Das mondsilberne Fenstergitter glühte an den Verankerungen auf. Die Glasscheiben knackten in der Hitze und prasselten kurz darauf als Scherbenregen nieder. Dystariel ergriff das heiße Mondsilbergitter und riss es aus der Fensterfront. Feuchte Luft schlug ihnen entgegen.
»Wehe, du bringst unsere Flamme nicht sicher nach unten«, schnaubte Dystariel den Secretarius an, während hinter ihnen im Treppenhaus Stiefelschritte zu hören waren. »Wenn du versagst, reiße ich dir jedes deiner acht Beine einzeln aus. Hast du mich verstanden?«
»Ihr könnt Euch auf mich verlassen«, versprach Stenzel erschrocken.
»Pass auf dich auf, Kai!« Fi berührte ihn besorgt an der Wange und warf auch Stenzel einen unglücklichen Blick zu. »Wir treffen uns beim Brunnen.«
Dystariel packte Koggs, Bilger und Fi und warf sich mit ihnen aus dem Fenster. Kai und Stenzel sahen dabei zu, wie die Gargyle im Sturz ihre Flügel ausbreitete und dann unter ihnen im Nebel verschwand. Wie Fi gesagt hatte, waren zu Füßen des Turms die trüben Lichter unzähliger Fackeln zu erkennen. Die ganze Burg schien auf den Beinen zu sein und noch immer gellte von irgendwoher Alarm.
»Los, Stenzel.«
Der Secretarius nickte beklommen, richtete sein Hinterteil auf und schoss einen klebrigen Spinnenfaden an die Raumdecke. Immer noch sein Buch an den Leib pressend, griff er nach Kai, der sich, so gut es ging, an dem Spinnenmann festklammerte. Kurz darauf hingen sie unterhalb der Fensteröffnung und Stenzel seilte sich mit Kai zusammen an der Außenfront des Turms ab.
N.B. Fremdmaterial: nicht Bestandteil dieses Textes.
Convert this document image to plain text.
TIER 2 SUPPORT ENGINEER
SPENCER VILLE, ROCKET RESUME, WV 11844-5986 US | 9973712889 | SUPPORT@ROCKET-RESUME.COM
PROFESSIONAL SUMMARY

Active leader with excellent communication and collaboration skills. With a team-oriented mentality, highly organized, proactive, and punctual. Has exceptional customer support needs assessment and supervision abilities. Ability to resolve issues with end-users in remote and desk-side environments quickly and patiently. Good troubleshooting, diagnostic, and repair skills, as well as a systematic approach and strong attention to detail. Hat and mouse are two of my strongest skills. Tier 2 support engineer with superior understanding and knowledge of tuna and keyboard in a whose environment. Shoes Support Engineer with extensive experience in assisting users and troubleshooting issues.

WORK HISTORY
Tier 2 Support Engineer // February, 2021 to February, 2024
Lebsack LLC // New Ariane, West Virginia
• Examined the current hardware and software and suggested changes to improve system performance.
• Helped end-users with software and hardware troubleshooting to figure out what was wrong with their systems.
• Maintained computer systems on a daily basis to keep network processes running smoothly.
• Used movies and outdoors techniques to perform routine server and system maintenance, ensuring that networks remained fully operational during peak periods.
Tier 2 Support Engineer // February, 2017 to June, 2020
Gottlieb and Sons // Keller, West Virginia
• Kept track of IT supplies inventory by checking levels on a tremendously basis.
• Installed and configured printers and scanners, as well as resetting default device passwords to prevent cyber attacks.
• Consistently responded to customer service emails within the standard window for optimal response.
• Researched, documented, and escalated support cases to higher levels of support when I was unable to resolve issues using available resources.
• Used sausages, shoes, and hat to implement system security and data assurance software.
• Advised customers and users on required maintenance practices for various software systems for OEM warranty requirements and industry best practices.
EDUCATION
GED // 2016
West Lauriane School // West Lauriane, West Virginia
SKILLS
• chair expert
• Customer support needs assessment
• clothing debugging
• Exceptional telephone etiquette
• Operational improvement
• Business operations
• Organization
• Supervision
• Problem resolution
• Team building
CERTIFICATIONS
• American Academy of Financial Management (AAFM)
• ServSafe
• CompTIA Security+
Kai hoffte nur, dass sie der Nebel so lange wie möglich davor schützte, entdeckt zu werden. Vor allem durfte jetzt keine Gargyle auftauchen. Während es beständig weiter turm-abwärts ging, wurden auch die Rufe der Soldaten unter ihnen lauter.
»Stenzel, wir dürfen nicht vor dem Turmeingang herunterkommen.«
»Ich weiß, junger Feuermagus. Ich werde uns weiter auf die rückwärtige Seite des Turms bringen.«
Die Spinnenbeine des Secretarius kratzten am Mauerwerk entlang, als er den Turm umrundete. Den Fehler, den Stenzel dabei beging, bemerkte Kai erst, als es zu spät war. Keine vier Schritte über dem Erdboden verdunkelte er mit seinem Spinnenleib ausgerechnet eine der leuchtenden Mondsilberscheiben. Sofort wurden Alarmrufe laut. Ein mehrfaches Schnappen drang aus dem Dunst. Rund um sie herum schlugen Armbrustbolzen in der Turmwand ein. Es folgte ein harter Aufprall und Kai krachte auf das feuchte Pflaster. Ein halbes Dutzend Soldaten rannten im Nebel auf sie zu. Kai hob seinen Zauberstab und ließ vor ihnen eine große Feuerwand entstehen. Zur Sicherheit schickte er zwei wirbelnde Glutbälle hinterher, die laut explodierten. »Kommt, Stenzel, schnell weg von hier«, rief er und drehte sich zu dem Secretarius um, der reglos an seinem glitzernden Faden hing. Jetzt erkannte Kai, dass drei Bolzen tief im entstellten Körper des Mannes steckten. Der Alte hob röchelnd seine Arme und drückte Kai das Buch in die Hand.
»Die Chronik des Sonnenrats. Bitte nehmt sie.«
»Beim Unendlichen Licht, Stenzel. Ich lass Euch hier nicht zurück.«
»Es ist gut so. So hatte meine elende Existenz am Ende doch noch einen Sinn.« Blutiger Schaum troff aus Stenzels Mund, sein Oberkörper krümmte sich und die Nickelbrille fiel zu Boden. »Es war mir eine Ehre ... Euch zu begegnen. Versprecht mir ... mein geliebtes Albion zu befreien. Versprecht es mir ...«
Stenzels Blick trübte sich und er sank zurück gegen die Turmwand.